Summary: ProxyPass regex destination is not recognized
Product: Apache httpd-2 Reporter: Alexandre Schaff <alexandre.schaff>
Component: mod_proxyAssignee: Apache HTTPD Bugs Mailing List <bugs>
Status: RESOLVED INVALID    
Severity: normal    
Priority: P2    
Version: 2.4.37   
Target Milestone: ---   
Hardware: PC   
OS: Linux   

Description Alexandre Schaff 2018-10-29 16:22:54 UTC 
Within method add_pass from mod_proxy.c, there is a call to "apr_fnmatch_test" in order to determine if cmd->path is a pattern (a regex) or a prefix (filename).

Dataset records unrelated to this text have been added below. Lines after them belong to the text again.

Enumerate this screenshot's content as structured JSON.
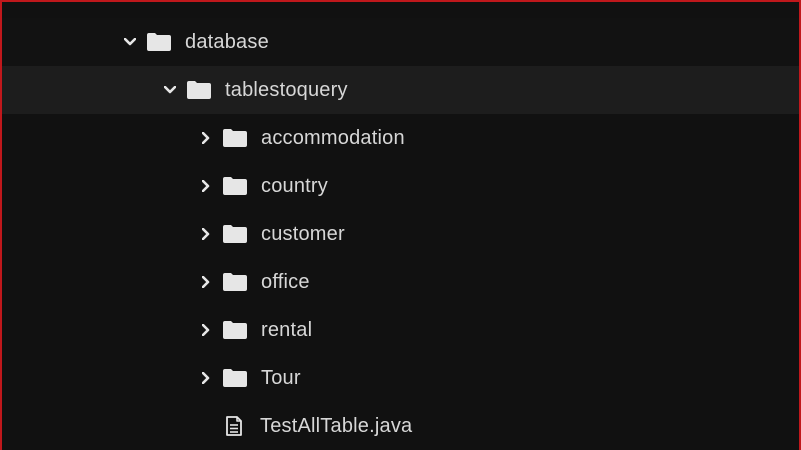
{
  "tree": {
    "items": [
      {
        "label": "database",
        "type": "folder",
        "expanded": true,
        "icon": "folder-icon",
        "chevron": "chevron-down-icon"
      },
      {
        "label": "tablestoquery",
        "type": "folder",
        "expanded": true,
        "icon": "folder-icon",
        "chevron": "chevron-down-icon"
      },
      {
        "label": "accommodation",
        "type": "folder",
        "expanded": false,
        "icon": "folder-icon",
        "chevron": "chevron-right-icon"
      },
      {
        "label": "country",
        "type": "folder",
        "expanded": false,
        "icon": "folder-icon",
        "chevron": "chevron-right-icon"
      },
      {
        "label": "customer",
        "type": "folder",
        "expanded": false,
        "icon": "folder-icon",
        "chevron": "chevron-right-icon"
      },
      {
        "label": "office",
        "type": "folder",
        "expanded": false,
        "icon": "folder-icon",
        "chevron": "chevron-right-icon"
      },
      {
        "label": "rental",
        "type": "folder",
        "expanded": false,
        "icon": "folder-icon",
        "chevron": "chevron-right-icon"
      },
      {
        "label": "Tour",
        "type": "folder",
        "expanded": false,
        "icon": "folder-icon",
        "chevron": "chevron-right-icon"
      },
      {
        "label": "TestAllTable.java",
        "type": "file",
        "icon": "file-icon"
      }
    ]
  },
  "colors": {
    "background": "#111111",
    "selected_row": "#1d1d1d",
    "text": "#d7d7d7",
    "icon": "#e6e6e6",
    "frame_border": "#c0181c"
  }
}
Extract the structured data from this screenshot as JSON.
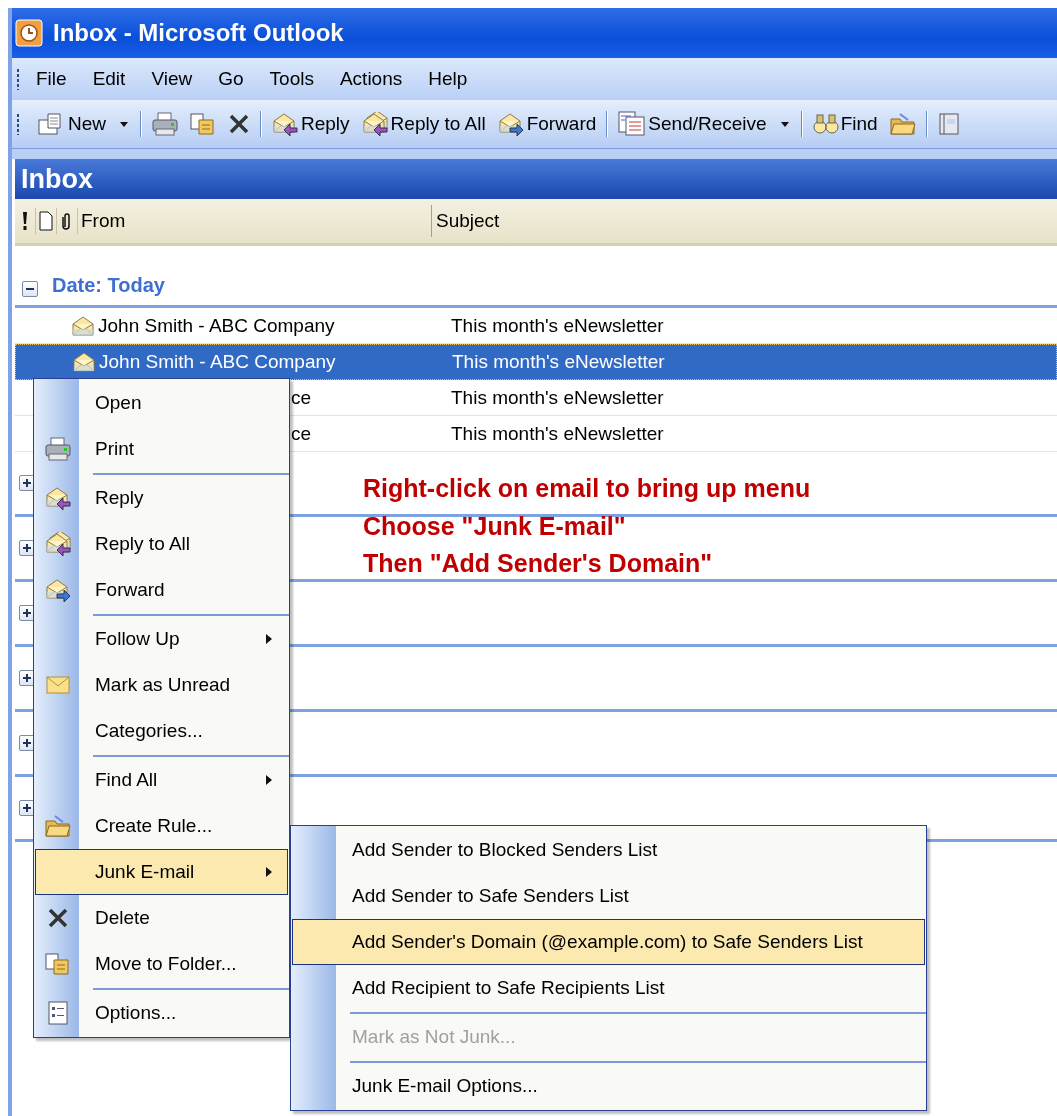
{
  "window": {
    "title": "Inbox - Microsoft Outlook"
  },
  "menu_bar": [
    {
      "label": "File"
    },
    {
      "label": "Edit"
    },
    {
      "label": "View"
    },
    {
      "label": "Go"
    },
    {
      "label": "Tools"
    },
    {
      "label": "Actions"
    },
    {
      "label": "Help"
    }
  ],
  "toolbar": [
    {
      "kind": "button",
      "label": "New",
      "dropdown": true
    },
    {
      "kind": "separator"
    },
    {
      "kind": "icon"
    },
    {
      "kind": "icon"
    },
    {
      "kind": "icon"
    },
    {
      "kind": "separator"
    },
    {
      "kind": "button",
      "label": "Reply",
      "dropdown": false
    },
    {
      "kind": "button",
      "label": "Reply to All",
      "dropdown": false
    },
    {
      "kind": "button",
      "label": "Forward",
      "dropdown": false
    },
    {
      "kind": "separator"
    },
    {
      "kind": "button",
      "label": "Send/Receive",
      "dropdown": true
    },
    {
      "kind": "separator"
    },
    {
      "kind": "button",
      "label": "Find",
      "dropdown": false
    },
    {
      "kind": "icon"
    },
    {
      "kind": "separator"
    },
    {
      "kind": "icon"
    }
  ],
  "folder": {
    "title": "Inbox"
  },
  "columns": [
    {
      "label": "From"
    },
    {
      "label": "Subject"
    }
  ],
  "groups": [
    {
      "label": "Date: Today",
      "expanded": true,
      "rows": [
        {
          "from": "John Smith - ABC Company",
          "subject": "This month's eNewsletter",
          "selected": false
        },
        {
          "from": "John Smith - ABC Company",
          "subject": "This month's eNewsletter",
          "selected": true
        },
        {
          "from": "ce",
          "subject": "This month's eNewsletter",
          "selected": false
        },
        {
          "from": "ce",
          "subject": "This month's eNewsletter",
          "selected": false
        }
      ]
    },
    {
      "expanded": false
    },
    {
      "expanded": false
    },
    {
      "expanded": false
    },
    {
      "expanded": false
    },
    {
      "expanded": false
    },
    {
      "expanded": false
    }
  ],
  "annotation": [
    "Right-click on email to bring up menu",
    "Choose \"Junk E-mail\"",
    "Then \"Add Sender's Domain\""
  ],
  "context_menu": [
    {
      "kind": "item",
      "label": "Open",
      "submenu": false,
      "selected": false
    },
    {
      "kind": "item",
      "label": "Print",
      "submenu": false,
      "selected": false
    },
    {
      "kind": "separator"
    },
    {
      "kind": "item",
      "label": "Reply",
      "submenu": false,
      "selected": false
    },
    {
      "kind": "item",
      "label": "Reply to All",
      "submenu": false,
      "selected": false
    },
    {
      "kind": "item",
      "label": "Forward",
      "submenu": false,
      "selected": false
    },
    {
      "kind": "separator"
    },
    {
      "kind": "item",
      "label": "Follow Up",
      "submenu": true,
      "selected": false
    },
    {
      "kind": "item",
      "label": "Mark as Unread",
      "submenu": false,
      "selected": false
    },
    {
      "kind": "item",
      "label": "Categories...",
      "submenu": false,
      "selected": false
    },
    {
      "kind": "separator"
    },
    {
      "kind": "item",
      "label": "Find All",
      "submenu": true,
      "selected": false
    },
    {
      "kind": "item",
      "label": "Create Rule...",
      "submenu": false,
      "selected": false
    },
    {
      "kind": "item",
      "label": "Junk E-mail",
      "submenu": true,
      "selected": true
    },
    {
      "kind": "item",
      "label": "Delete",
      "submenu": false,
      "selected": false
    },
    {
      "kind": "item",
      "label": "Move to Folder...",
      "submenu": false,
      "selected": false
    },
    {
      "kind": "separator"
    },
    {
      "kind": "item",
      "label": "Options...",
      "submenu": false,
      "selected": false
    }
  ],
  "junk_submenu": [
    {
      "kind": "item",
      "label": "Add Sender to Blocked Senders List",
      "selected": false,
      "disabled": false
    },
    {
      "kind": "item",
      "label": "Add Sender to Safe Senders List",
      "selected": false,
      "disabled": false
    },
    {
      "kind": "item",
      "label": "Add Sender's Domain (@example.com) to Safe Senders List",
      "selected": true,
      "disabled": false
    },
    {
      "kind": "item",
      "label": "Add Recipient to Safe Recipients List",
      "selected": false,
      "disabled": false
    },
    {
      "kind": "separator"
    },
    {
      "kind": "item",
      "label": "Mark as Not Junk...",
      "selected": false,
      "disabled": true
    },
    {
      "kind": "separator"
    },
    {
      "kind": "item",
      "label": "Junk E-mail Options...",
      "selected": false,
      "disabled": false
    }
  ]
}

apr_fnmatch_test does not recognize "^" or "("...")" as a pattern.

The sample from https://httpd.apache.org/docs/2.4/mod/core.html#locationmatch is thus not recognized.

A conf like :
<LocationMatch ^/(api|truc)/$>
  Require all granted
  ProxyPass http://127.0.0.1:1234/$1
  ProxyPassReverse http://127.0.0.1:1234/$1
</LocationMatch>

does not proxypass due to result from apr_fnmatch_test().

Changing regex to "^/(api|truc)/[\w]*$" changes result from apr_fnmatch_test() and proxypass applies.

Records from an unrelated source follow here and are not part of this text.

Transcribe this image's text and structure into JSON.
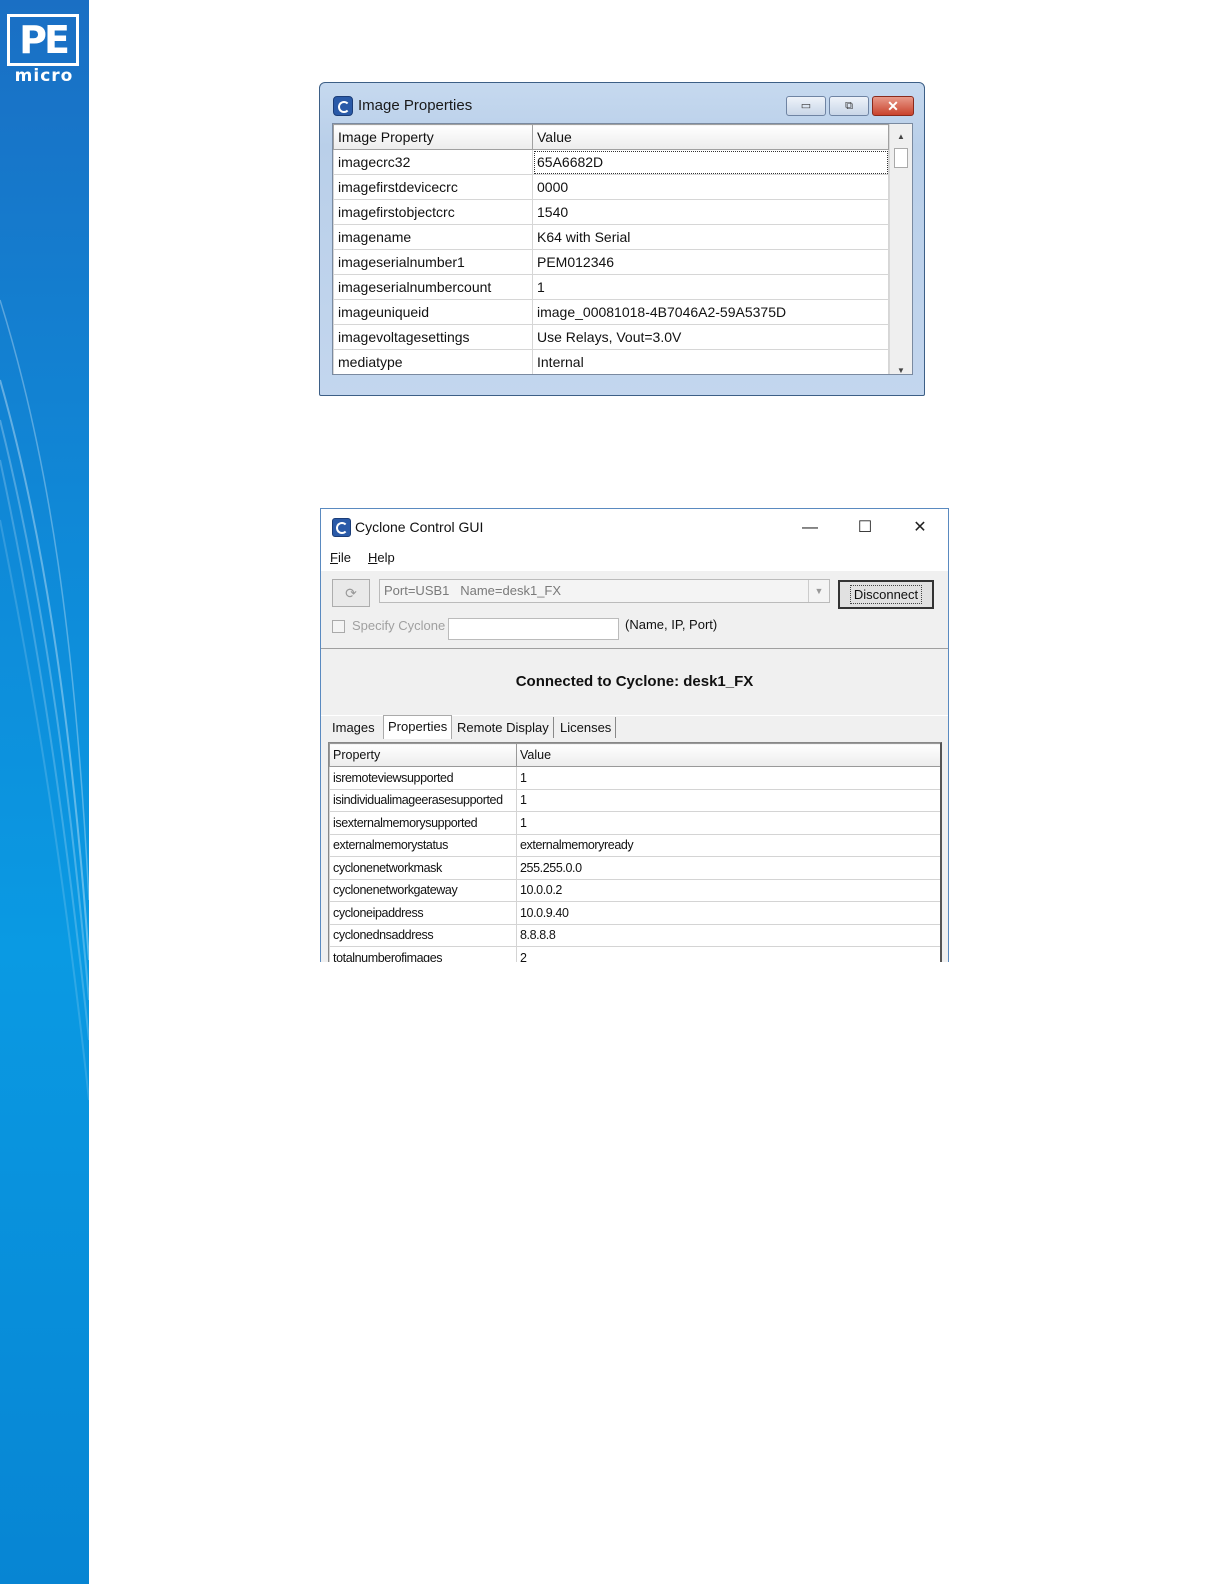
{
  "logo": {
    "pe": "PE",
    "micro": "micro"
  },
  "image_properties_window": {
    "title": "Image Properties",
    "controls": {
      "minimize": "▭",
      "maximize": "⧉",
      "close": "✕"
    },
    "columns": [
      "Image Property",
      "Value"
    ],
    "rows": [
      [
        "imagecrc32",
        "65A6682D"
      ],
      [
        "imagefirstdevicecrc",
        "0000"
      ],
      [
        "imagefirstobjectcrc",
        "1540"
      ],
      [
        "imagename",
        "K64 with Serial"
      ],
      [
        "imageserialnumber1",
        "PEM012346"
      ],
      [
        "imageserialnumbercount",
        "1"
      ],
      [
        "imageuniqueid",
        "image_00081018-4B7046A2-59A5375D"
      ],
      [
        "imagevoltagesettings",
        "Use Relays, Vout=3.0V"
      ],
      [
        "mediatype",
        "Internal"
      ]
    ]
  },
  "cyclone_window": {
    "title": "Cyclone Control GUI",
    "controls": {
      "minimize": "—",
      "maximize": "☐",
      "close": "✕"
    },
    "menu": {
      "file_first": "F",
      "file_rest": "ile",
      "help_first": "H",
      "help_rest": "elp"
    },
    "port_combo": "Port=USB1   Name=desk1_FX",
    "disconnect_label": "Disconnect",
    "specify_label": "Specify Cyclone",
    "specify_hint": "(Name, IP, Port)",
    "status": "Connected to Cyclone: desk1_FX",
    "tabs": [
      "Images",
      "Properties",
      "Remote Display",
      "Licenses"
    ],
    "active_tab": "Properties",
    "columns": [
      "Property",
      "Value"
    ],
    "rows": [
      [
        "isremoteviewsupported",
        "1"
      ],
      [
        "isindividualimageerasesupported",
        "1"
      ],
      [
        "isexternalmemorysupported",
        "1"
      ],
      [
        "externalmemorystatus",
        "externalmemoryready"
      ],
      [
        "cyclonenetworkmask",
        "255.255.0.0"
      ],
      [
        "cyclonenetworkgateway",
        "10.0.0.2"
      ],
      [
        "cycloneipaddress",
        "10.0.9.40"
      ],
      [
        "cyclonednsaddress",
        "8.8.8.8"
      ],
      [
        "totalnumberofimages",
        "2"
      ]
    ]
  }
}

Note : apr_fnmatch_test() tests for a limited regex scope (posix's glob).

I added a new apr function : apr_fnmatch_test_regex()
new functions adds "^" and "(.*)" to be recognized as regex, it works as expected for the given use-case, and maybe can be applied to other places (not checked).

Dear Apache devs, what would be a better correction ?

br,
Alexandre.
Comment 1 Yann Ylavic 2018-10-29 16:58:17 UTC 
It probably should be ProxyPassMatch in this case, apr_fnmatch_test() is just a easy try to "fix" a ProxyPass, but there is no way to do that absolutely anyway (e.g. "/api" is a valid regex although it won't match the same if it's used as a path or a regex).
Comment 2 Alexandre Schaff 2018-10-29 21:18:52 UTC 
(In reply to Yann Ylavic from comment #1)
> It probably should be ProxyPassMatch in this case, apr_fnmatch_test() is
> just a easy try to "fix" a ProxyPass, but there is no way to do that
> absolutely anyway (e.g. "/api" is a valid regex although it won't match the
> same if it's used as a path or a regex).

Thank you Yvan, this makes sense.
Expecting ProxyPass to "fix more" is not the solution.